Our economy, the headless chickenJanuary 21, 2009: 10:30 AM ET
When I was a lad, my summer camp took us to a farm. We were mostly city kids with a few suburban nerds like me thrown in. We petted the goats. We took a look at the cows being milked by huge machines. Some of us even got to ride on a pony. And then, for the piece the resistance, they took us all back behind the barn to watch a chicken get its head cut off. Why? You tell me.
The farmer explained to us that even after its head was cut off, the chicken wouldn't know its basic status, and would continue to run around for a while. He seemed to feel this was interesting, if not amusing. So he lined the chicken up on a very scary, very scarred block, and chopped its head off.
Boom! There was a mighty fountain of blood and, as foretold, the surprised chicken hopped to its feet and began to run around the yard. Some people laughed to see such sport. Others simply watched in amazement. After a while the erstwhile chicken stopped running, stood still for a while, then simply tipped over onto one side and, after twitching for a couple of seconds, lay still. Its body had finally recognized its true condition. An organism can live without a brain for only so long.
Which brings me to our economy. About 18 months ago, it seems to have lost its head. Who chopped it off is a matter of conjecture, although all those sharp financial instruments invented by Wall Street were certainly on the scene. One thing is for sure, though. The poor thing is still running around the farmyard without one.

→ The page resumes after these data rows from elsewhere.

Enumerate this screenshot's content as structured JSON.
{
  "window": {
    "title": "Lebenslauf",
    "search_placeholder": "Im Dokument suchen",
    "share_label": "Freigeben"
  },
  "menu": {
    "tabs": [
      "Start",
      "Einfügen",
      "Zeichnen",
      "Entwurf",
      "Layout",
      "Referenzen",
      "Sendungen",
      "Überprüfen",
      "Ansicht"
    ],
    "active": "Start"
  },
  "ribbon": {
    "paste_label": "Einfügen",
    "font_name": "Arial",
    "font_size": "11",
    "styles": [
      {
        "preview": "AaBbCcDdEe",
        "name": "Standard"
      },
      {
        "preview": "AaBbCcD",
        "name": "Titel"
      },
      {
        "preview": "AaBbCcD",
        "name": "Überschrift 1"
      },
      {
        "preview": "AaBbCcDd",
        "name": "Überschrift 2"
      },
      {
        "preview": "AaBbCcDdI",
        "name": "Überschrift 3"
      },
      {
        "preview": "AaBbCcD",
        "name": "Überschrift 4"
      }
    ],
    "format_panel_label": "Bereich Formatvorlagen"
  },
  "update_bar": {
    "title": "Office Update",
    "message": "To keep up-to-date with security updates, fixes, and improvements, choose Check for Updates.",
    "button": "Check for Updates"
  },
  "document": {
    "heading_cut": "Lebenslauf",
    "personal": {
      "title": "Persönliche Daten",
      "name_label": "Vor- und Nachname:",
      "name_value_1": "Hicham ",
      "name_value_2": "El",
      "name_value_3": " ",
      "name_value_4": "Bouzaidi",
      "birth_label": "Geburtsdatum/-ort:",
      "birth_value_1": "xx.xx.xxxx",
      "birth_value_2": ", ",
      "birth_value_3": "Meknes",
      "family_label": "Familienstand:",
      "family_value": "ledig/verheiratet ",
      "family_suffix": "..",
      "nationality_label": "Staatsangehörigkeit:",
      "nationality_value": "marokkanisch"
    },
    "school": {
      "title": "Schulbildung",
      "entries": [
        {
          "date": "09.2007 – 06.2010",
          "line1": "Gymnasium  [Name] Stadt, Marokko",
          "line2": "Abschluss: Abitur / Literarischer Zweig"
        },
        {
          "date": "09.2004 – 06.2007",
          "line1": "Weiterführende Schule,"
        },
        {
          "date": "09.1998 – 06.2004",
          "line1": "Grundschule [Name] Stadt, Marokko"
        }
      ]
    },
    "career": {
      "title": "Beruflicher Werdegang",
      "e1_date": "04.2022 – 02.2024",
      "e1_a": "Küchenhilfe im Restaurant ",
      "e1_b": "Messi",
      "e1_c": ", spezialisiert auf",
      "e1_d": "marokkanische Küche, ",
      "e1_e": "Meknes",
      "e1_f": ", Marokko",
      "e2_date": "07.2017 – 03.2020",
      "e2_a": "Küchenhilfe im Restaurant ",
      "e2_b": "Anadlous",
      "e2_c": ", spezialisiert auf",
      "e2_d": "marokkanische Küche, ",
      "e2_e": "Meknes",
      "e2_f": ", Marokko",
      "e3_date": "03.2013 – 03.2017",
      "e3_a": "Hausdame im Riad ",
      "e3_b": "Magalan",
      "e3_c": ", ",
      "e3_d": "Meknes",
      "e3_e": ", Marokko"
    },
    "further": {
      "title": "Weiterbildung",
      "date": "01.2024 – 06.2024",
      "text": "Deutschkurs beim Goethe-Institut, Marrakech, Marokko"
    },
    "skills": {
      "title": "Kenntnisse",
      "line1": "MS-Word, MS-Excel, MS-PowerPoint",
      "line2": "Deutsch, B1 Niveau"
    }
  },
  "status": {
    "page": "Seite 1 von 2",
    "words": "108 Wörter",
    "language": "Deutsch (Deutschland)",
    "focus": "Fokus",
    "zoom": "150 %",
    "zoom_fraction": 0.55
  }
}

Every day I get to work and see a bunch of news stories from august business magazines, Web sites and papers, tracking various developments, and several dozen chattering analysts reports, all of this activity attesting to the fact that the bloody victim is still racing around as if its head were still on its shoulders. Right now, at this writing, I believe it may be possible that we're in the phase where the thing is just standing there in shocked stasis, preparing to keel over. It certainly feels that way.
On the bright side, history shows us that it is possible for a chicken to live a long time without its head, as long as a tiny portion of its autonomic system remains intact. It's never really healthy again, but it can hang around a long time in that condition. So maybe all is not lost.
There is no record, however, of a chicken in this extreme state having its head actually replaced. Who knows, though? If some of our best minds put their heads to the task, maybe it can be done.
We can always, I suppose, enjoy the audacity of hope.